Question

Maganement at a radio station wants to know the number of songs it plays per hour. A random sample over the past month yields the following counts for songs per hour: 9,13,12,8,7,10,11,10,8,12,13,9,10,12, and 11.A. The radio station wants to claim that they play more than 10 songs per hour. What are the null and alternative hypotheses that test this statement?B. What test willyou use to evalute the alternative hypothesis? What are the conditions of this test? Are they met in this situation?C. Calculate your test statistic and P-value.

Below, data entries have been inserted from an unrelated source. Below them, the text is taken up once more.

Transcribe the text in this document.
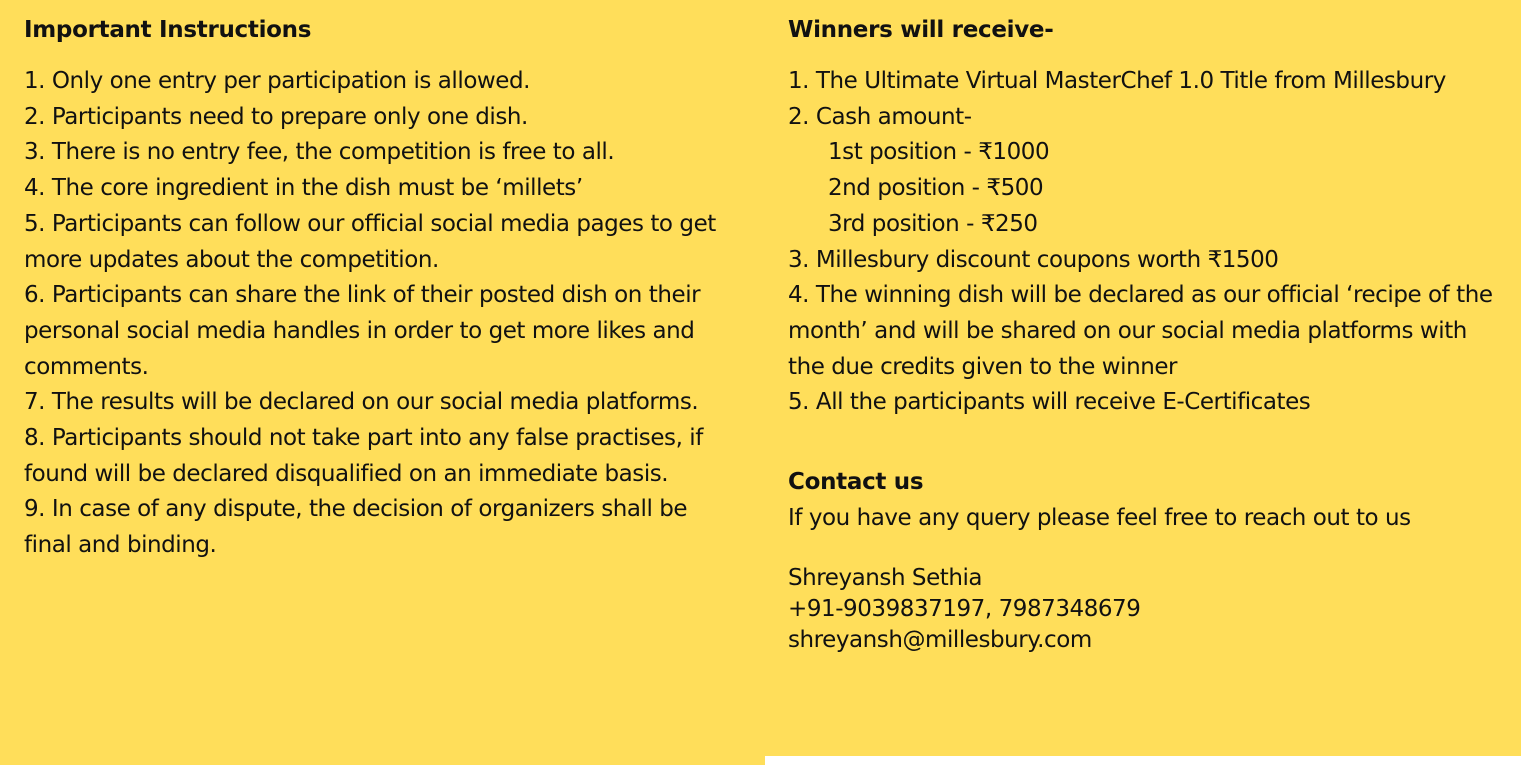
Important Instructions
1. Only one entry per participation is allowed.
2. Participants need to prepare only one dish.
3. There is no entry fee, the competition is free to all.
4. The core ingredient in the dish must be ‘millets’
5. Participants can follow our official social media pages to get more updates about the competition.
6. Participants can share the link of their posted dish on their personal social media handles in order to get more likes and comments.
7. The results will be declared on our social media platforms.
8. Participants should not take part into any false practises, if found will be declared disqualified on an immediate basis.
9. In case of any dispute, the decision of organizers shall be final and binding.
Winners will receive-
1. The Ultimate Virtual MasterChef 1.0 Title from Millesbury
2. Cash amount-
1st position - ₹1000
2nd position - ₹500
3rd position - ₹250
3. Millesbury discount coupons worth ₹1500
4. The winning dish will be declared as our official ‘recipe of the month’ and will be shared on our social media platforms with the due credits given to the winner
5. All the participants will receive E-Certificates
Contact us

If you have any query please feel free to reach out to us

Shreyansh Sethia
+91-9039837197, 7987348679
shreyansh@millesbury.com
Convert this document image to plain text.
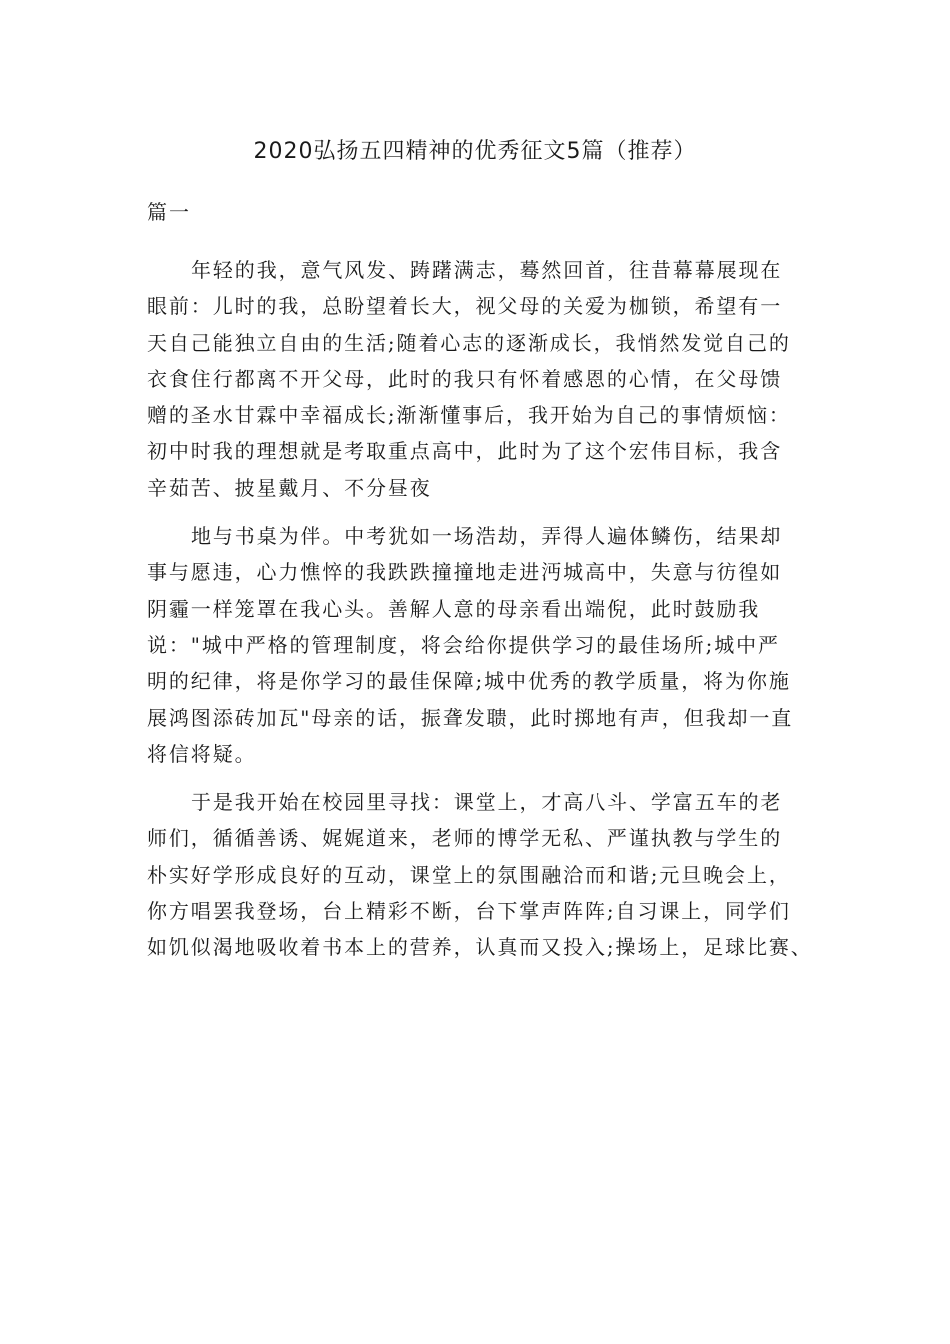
2020弘扬五四精神的优秀征文5篇（推荐）
篇一
年轻的我，意气风发、踌躇满志，蓦然回首，往昔幕幕展现在
眼前：儿时的我，总盼望着长大，视父母的关爱为枷锁，希望有一
天自己能独立自由的生活;随着心志的逐渐成长，我悄然发觉自己的
衣食住行都离不开父母，此时的我只有怀着感恩的心情，在父母馈
赠的圣水甘霖中幸福成长;渐渐懂事后，我开始为自己的事情烦恼：
初中时我的理想就是考取重点高中，此时为了这个宏伟目标，我含
辛茹苦、披星戴月、不分昼夜
地与书桌为伴。中考犹如一场浩劫，弄得人遍体鳞伤，结果却
事与愿违，心力憔悴的我跌跌撞撞地走进沔城高中，失意与彷徨如
阴霾一样笼罩在我心头。善解人意的母亲看出端倪，此时鼓励我
说："城中严格的管理制度，将会给你提供学习的最佳场所;城中严
明的纪律，将是你学习的最佳保障;城中优秀的教学质量，将为你施
展鸿图添砖加瓦"母亲的话，振聋发聩，此时掷地有声，但我却一直
将信将疑。
于是我开始在校园里寻找：课堂上，才高八斗、学富五车的老
师们，循循善诱、娓娓道来，老师的博学无私、严谨执教与学生的
朴实好学形成良好的互动，课堂上的氛围融洽而和谐;元旦晚会上，
你方唱罢我登场，台上精彩不断，台下掌声阵阵;自习课上，同学们
如饥似渴地吸收着书本上的营养，认真而又投入;操场上，足球比赛、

Show your work.D. What's your critical t value and your conclusion (at a=.05)

Answer 1

we conclude that the radio station does not play more than 10 songs per hour.

Explanation:

We are given the following data set:

9,13,12,8,7,10,11,10,8,12,13,9,10,12,11

`\text{Standard Deviation} = \sqrt{\displaystyle\frac{\sum (x_i -\bar{x})^2}{n-1}}`

where
`x_i` are data points,
`\bar{x}` is the mean and n is the number of observations.

`Mean = \displaystyle\frac{\text{Sum of all observations}}{\text{Total number of observation}}`

`Mean =\displaystyle(155)/(15) = 10.34`

Sum of squares of differences = 49.34

`S.D = \sqrt{(49.33)/(14)} = 1.88`

We are given the following in the question:

Population mean, μ = 10

Sample mean,
`\bar{x}` = 10.34

Sample size, n = 15

Alpha, α = 0.05

Sample standard deviation, s = 1.88

First, we design the null and the alternate hypothesis

`H_(0): \mu \leq 10\\H_A: \mu > 10`

We use one-tailed t test to perform this hypothesis.

Formula:

`t_(stat) = \displaystyle\frac{\bar{x} - \mu}{(s)/(√(n)) }`

Putting all the values, we have

`t_(stat) = \displaystyle(10.33 - 10)/((1.88)/(√(15)) ) = 0.6798`

Now,
`t_(critical) \text{ at 0.05 level of significance, 14 degree of freedom } = 1.7613`

Since,

`t_(stat) < t_(critical)`

We fail to reject the null hypothesis and accept the null hypothesis. Thus, we conclude that the radio station does not play more than 10 songs per hour.